Abstract

This study develops an equilibrium radiative model based on a quasi-adiabatic atmosphere that quantifies the average surface flux of a planetary body as a function of absorbed solar radiation P and the bulk emissivity of the atmosphere with respect to surface radiation ε. The surface flux is then given by P/(1−ε), and I define the scaling term 1/(1−ε) as the greenhouse factor. The model is applied to all of the rocky planets in the solar system to determine their greenhouse factors, and accounts for the diversity of planetary surface fluxes. The model is modified to allow for a top of atmosphere non-equilibrium state, which when compared with a recent observation-based model of the Earth energy budget, predicts the Earth’s radiative fluxes to within the uncertainty ranges of that model. The model developed in this study is able to quantify the changes in Earth’s surface flux caused by changes in bond albedo and atmospheric bulk emissivity by using the surface temperature, ocean heat content, incoming solar radiation and outgoing longwave radiation records.
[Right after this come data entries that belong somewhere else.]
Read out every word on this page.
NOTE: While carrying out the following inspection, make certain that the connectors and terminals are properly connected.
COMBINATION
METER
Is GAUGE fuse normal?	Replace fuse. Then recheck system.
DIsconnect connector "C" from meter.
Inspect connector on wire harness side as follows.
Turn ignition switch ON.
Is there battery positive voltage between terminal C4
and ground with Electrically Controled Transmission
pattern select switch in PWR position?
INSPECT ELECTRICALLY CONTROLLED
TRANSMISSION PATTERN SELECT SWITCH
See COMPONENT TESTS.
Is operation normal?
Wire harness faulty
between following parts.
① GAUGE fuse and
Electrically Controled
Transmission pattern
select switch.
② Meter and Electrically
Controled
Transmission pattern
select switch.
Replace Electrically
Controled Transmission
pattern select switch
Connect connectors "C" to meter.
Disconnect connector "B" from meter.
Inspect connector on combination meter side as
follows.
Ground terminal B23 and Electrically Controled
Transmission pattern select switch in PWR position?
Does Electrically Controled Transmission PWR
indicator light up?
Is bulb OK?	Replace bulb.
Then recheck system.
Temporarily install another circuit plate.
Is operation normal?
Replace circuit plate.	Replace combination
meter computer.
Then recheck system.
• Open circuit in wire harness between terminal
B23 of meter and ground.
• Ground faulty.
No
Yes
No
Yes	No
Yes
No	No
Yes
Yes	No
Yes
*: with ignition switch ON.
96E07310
The model indicates an increase in absorbed solar radiation over the time period from 1979–2015 of the order of 3 W/m2, which was caused by a decrease in planetary bond albedo. The time-series albedo generated by the model is in agreement with Clouds and Earth’s Radiant Energy System (CERES) derived albedo over the period from 2000–2015. The model also indicates a slight decrease in atmospheric bulk emissivity over the same period. Since atmospheric bulk emissivity is a function of the sum of all of the greenhouse gas species, a simultaneous decrease in atmospheric water vapor may offset the effect of the well-documented increase in the non-condensing greenhouse gases over the period, and result in an overall net decrease in bulk emissivity. Atmospheric water vapor datasets partially support the conclusion, with the International Satellite Cloud Climatology Project (ISCCP) data supporting a decrease. The NASA Water Vapor Project (NVAP-M) data supports a decrease in atmospheric water content over the period 1998–2008, but not over the longer period of 1988–2008. The model indicates that the decrease in planetary albedo was the driver for the increased surface flux over the stated period.

Highlights

  • Over the past 30 years, observations of radiative fluxes associated with Earth’s atmosphere from satellite and Earth-based platforms have improved our understanding of the Earth energy budget, as described by Rossow and Zhang (1995) [1], Kiehl and Trenberth (1997) [2], Wild et al (2013) [3], Wild et al (2015) [4] and Wild et al (2017) [5]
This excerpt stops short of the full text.